Just dont really know what to do and am sat here near tears over it...

Walkacrossthesand Mon 17-Nov-14 22:56:46

I'm sorry. How long have you been married/together? Looking back, when & how did things start to go wrong? Can you talk to DH about how you are feeling?

Ihatechoosingausername Mon 17-Nov-14 23:01:28

At least you've got a partner. I'm sat here 40+4 weeks pregnant and i'm always f*cking alone

Twinklestein Mon 17-Nov-14 23:03:42

I'm not sure that a crap partner is better than none.

Tinks42 Mon 17-Nov-14 23:05:05

well time to take control of "yourself" then OP. its a self fulfilling prophecy isnt it.

Tinks42 Mon 17-Nov-14 23:09:20

Giving you a very loving "slap" here. You yourself think you have let yourself go, so you yourself can stop that.

Tinks42 Mon 17-Nov-14 23:13:12

oh, Ihatechoosing, having a very hard time there. Its allowed to say youre lonely.

batmanandrobin Mon 17-Nov-14 23:21:54

get some me time, maybe a massage, so you can relax and get your head straight. i have had a constant battle with eating disorders so feel the "let myself go" thing regularly.

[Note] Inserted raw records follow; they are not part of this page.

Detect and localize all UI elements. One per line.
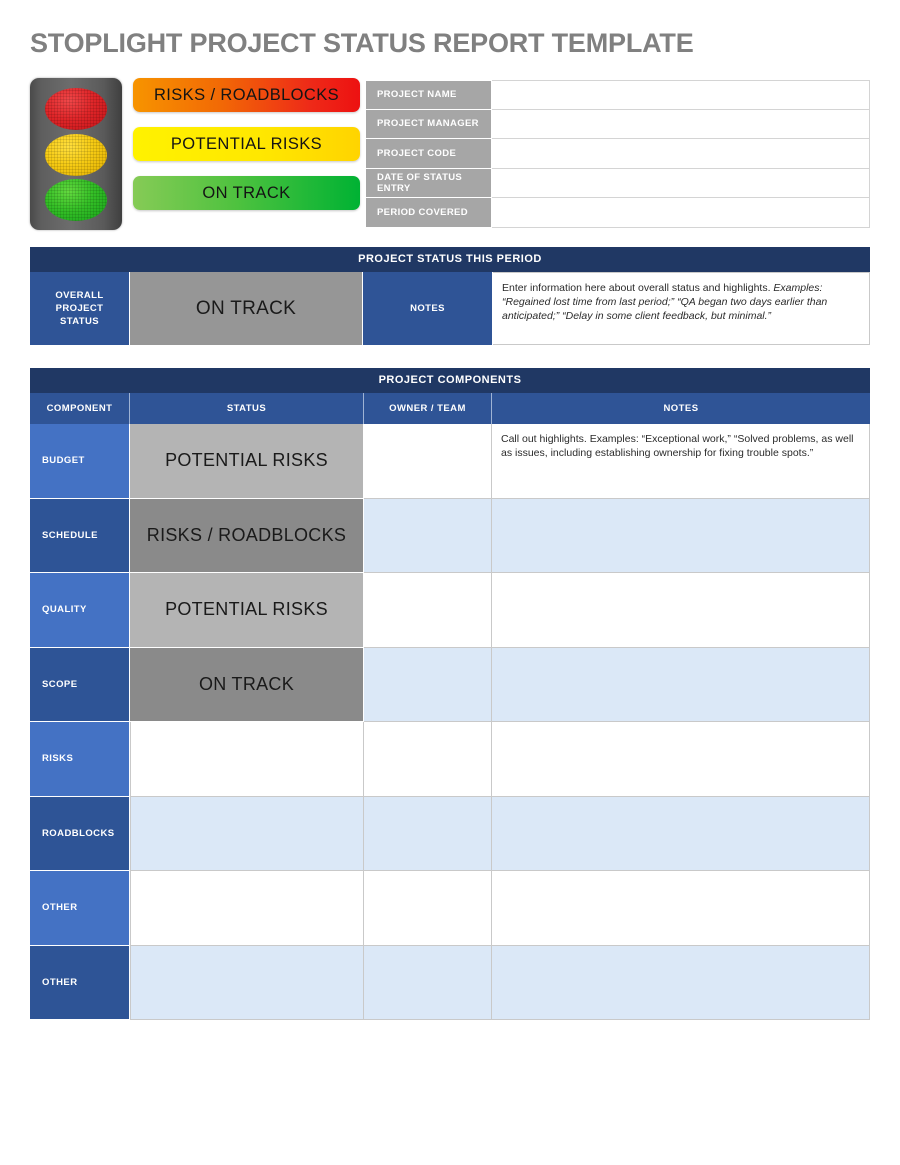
field-label-project-code: PROJECT CODE xyxy=(366,139,492,169)
component-label-scope: SCOPE xyxy=(30,647,130,722)
component-owner-risks[interactable] xyxy=(364,722,492,797)
legend-bar-potential-risks: POTENTIAL RISKS xyxy=(133,127,360,161)
component-notes-quality[interactable] xyxy=(492,573,870,648)
overall-notes-label: NOTES xyxy=(363,272,493,345)
component-notes-budget[interactable]: Call out highlights. Examples: “Exceptio… xyxy=(492,424,870,499)
table-row: SCHEDULE RISKS / ROADBLOCKS xyxy=(30,498,870,573)
component-owner-other-1[interactable] xyxy=(364,871,492,946)
overall-notes-intro: Enter information here about overall sta… xyxy=(502,282,771,294)
component-status-scope[interactable]: ON TRACK xyxy=(130,647,364,722)
component-owner-budget[interactable] xyxy=(364,424,492,499)
overall-project-status-label: OVERALL PROJECT STATUS xyxy=(30,272,130,345)
field-row-project-code: PROJECT CODE xyxy=(366,139,870,169)
component-status-roadblocks[interactable] xyxy=(130,796,364,871)
field-input-date-of-status-entry[interactable] xyxy=(492,168,870,198)
section-header-project-components: PROJECT COMPONENTS xyxy=(30,368,870,393)
field-row-project-name: PROJECT NAME xyxy=(366,80,870,110)
field-label-project-name: PROJECT NAME xyxy=(366,80,492,110)
field-input-project-code[interactable] xyxy=(492,139,870,169)
project-info-fields: PROJECT NAME PROJECT MANAGER PROJECT COD… xyxy=(366,80,870,228)
column-header-owner-team: OWNER / TEAM xyxy=(364,393,492,424)
table-row: QUALITY POTENTIAL RISKS xyxy=(30,573,870,648)
component-label-other-1: OTHER xyxy=(30,871,130,946)
field-label-date-of-status-entry: DATE OF STATUS ENTRY xyxy=(366,168,492,198)
field-input-project-name[interactable] xyxy=(492,80,870,110)
overall-status-row: OVERALL PROJECT STATUS ON TRACK NOTES En… xyxy=(30,272,870,345)
component-owner-scope[interactable] xyxy=(364,647,492,722)
column-header-status: STATUS xyxy=(130,393,364,424)
component-label-roadblocks: ROADBLOCKS xyxy=(30,796,130,871)
component-owner-schedule[interactable] xyxy=(364,498,492,573)
field-label-project-manager: PROJECT MANAGER xyxy=(366,109,492,139)
table-row: ROADBLOCKS xyxy=(30,796,870,871)
component-status-schedule[interactable]: RISKS / ROADBLOCKS xyxy=(130,498,364,573)
traffic-light-icon xyxy=(30,78,122,230)
component-notes-other-2[interactable] xyxy=(492,945,870,1020)
component-notes-roadblocks[interactable] xyxy=(492,796,870,871)
overall-label-line-3: STATUS xyxy=(60,316,99,327)
legend-bar-risks-roadblocks: RISKS / ROADBLOCKS xyxy=(133,78,360,112)
field-row-project-manager: PROJECT MANAGER xyxy=(366,109,870,139)
project-status-this-period-section: PROJECT STATUS THIS PERIOD OVERALL PROJE… xyxy=(30,247,870,345)
column-header-component: COMPONENT xyxy=(30,393,130,424)
component-notes-risks[interactable] xyxy=(492,722,870,797)
component-notes-other-1[interactable] xyxy=(492,871,870,946)
yellow-lamp-icon xyxy=(45,134,107,176)
overall-status-value[interactable]: ON TRACK xyxy=(130,272,363,345)
green-lamp-icon xyxy=(45,179,107,221)
table-row: RISKS xyxy=(30,722,870,797)
column-header-notes: NOTES xyxy=(492,393,870,424)
page-title: STOPLIGHT PROJECT STATUS REPORT TEMPLATE xyxy=(30,28,694,58)
component-label-risks: RISKS xyxy=(30,722,130,797)
table-row: OTHER xyxy=(30,945,870,1020)
overall-label-line-2: PROJECT xyxy=(55,303,104,314)
component-label-other-2: OTHER xyxy=(30,945,130,1020)
table-row: BUDGET POTENTIAL RISKS Call out highligh… xyxy=(30,424,870,499)
field-row-date-of-status-entry: DATE OF STATUS ENTRY xyxy=(366,168,870,198)
component-label-schedule: SCHEDULE xyxy=(30,498,130,573)
field-row-period-covered: PERIOD COVERED xyxy=(366,198,870,228)
legend-bar-on-track: ON TRACK xyxy=(133,176,360,210)
component-status-other-1[interactable] xyxy=(130,871,364,946)
component-status-quality[interactable]: POTENTIAL RISKS xyxy=(130,573,364,648)
component-owner-other-2[interactable] xyxy=(364,945,492,1020)
overall-notes-text[interactable]: Enter information here about overall sta… xyxy=(493,272,870,345)
component-owner-quality[interactable] xyxy=(364,573,492,648)
field-input-project-manager[interactable] xyxy=(492,109,870,139)
component-status-risks[interactable] xyxy=(130,722,364,797)
legend-block: RISKS / ROADBLOCKS POTENTIAL RISKS ON TR… xyxy=(30,78,360,230)
project-components-section: PROJECT COMPONENTS COMPONENT STATUS OWNE… xyxy=(30,368,870,1020)
component-notes-schedule[interactable] xyxy=(492,498,870,573)
component-label-quality: QUALITY xyxy=(30,573,130,648)
field-input-period-covered[interactable] xyxy=(492,198,870,228)
overall-label-line-1: OVERALL xyxy=(55,290,104,301)
component-status-budget[interactable]: POTENTIAL RISKS xyxy=(130,424,364,499)
components-header-row: COMPONENT STATUS OWNER / TEAM NOTES xyxy=(30,393,870,424)
component-owner-roadblocks[interactable] xyxy=(364,796,492,871)
table-row: OTHER xyxy=(30,871,870,946)
stoplight-status-report-page: STOPLIGHT PROJECT STATUS REPORT TEMPLATE… xyxy=(0,0,900,1165)
component-status-other-2[interactable] xyxy=(130,945,364,1020)
field-label-period-covered: PERIOD COVERED xyxy=(366,198,492,228)
table-row: SCOPE ON TRACK xyxy=(30,647,870,722)
section-header-project-status: PROJECT STATUS THIS PERIOD xyxy=(30,247,870,272)
legend-bars: RISKS / ROADBLOCKS POTENTIAL RISKS ON TR… xyxy=(133,78,360,210)
red-lamp-icon xyxy=(45,88,107,130)
component-notes-scope[interactable] xyxy=(492,647,870,722)
component-label-budget: BUDGET xyxy=(30,424,130,499)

im sorry to hear you miscarried, but maybe enhancing your lifestyle to become healthier may be a motivator if you're planning a next time. a few walks, maybe with DH so you can reconnect and chat together, or cooking a nice meal for the pair of you.

honestly always helps in relationships, let him know you acknowledge you may have "let yourself go" but that you're going to action change and would love his support.

best wishes xx

flapjackattack Tue 18-Nov-14 00:25:11

It doesn't sound as though you've got a lot of support. That is going to compound loneliness when you have a variety of stresses upon you.
Other than husband who can you draw upon for support?

tallwivglasses Tue 18-Nov-14 00:42:13

Your husband's a bit of a shit imho.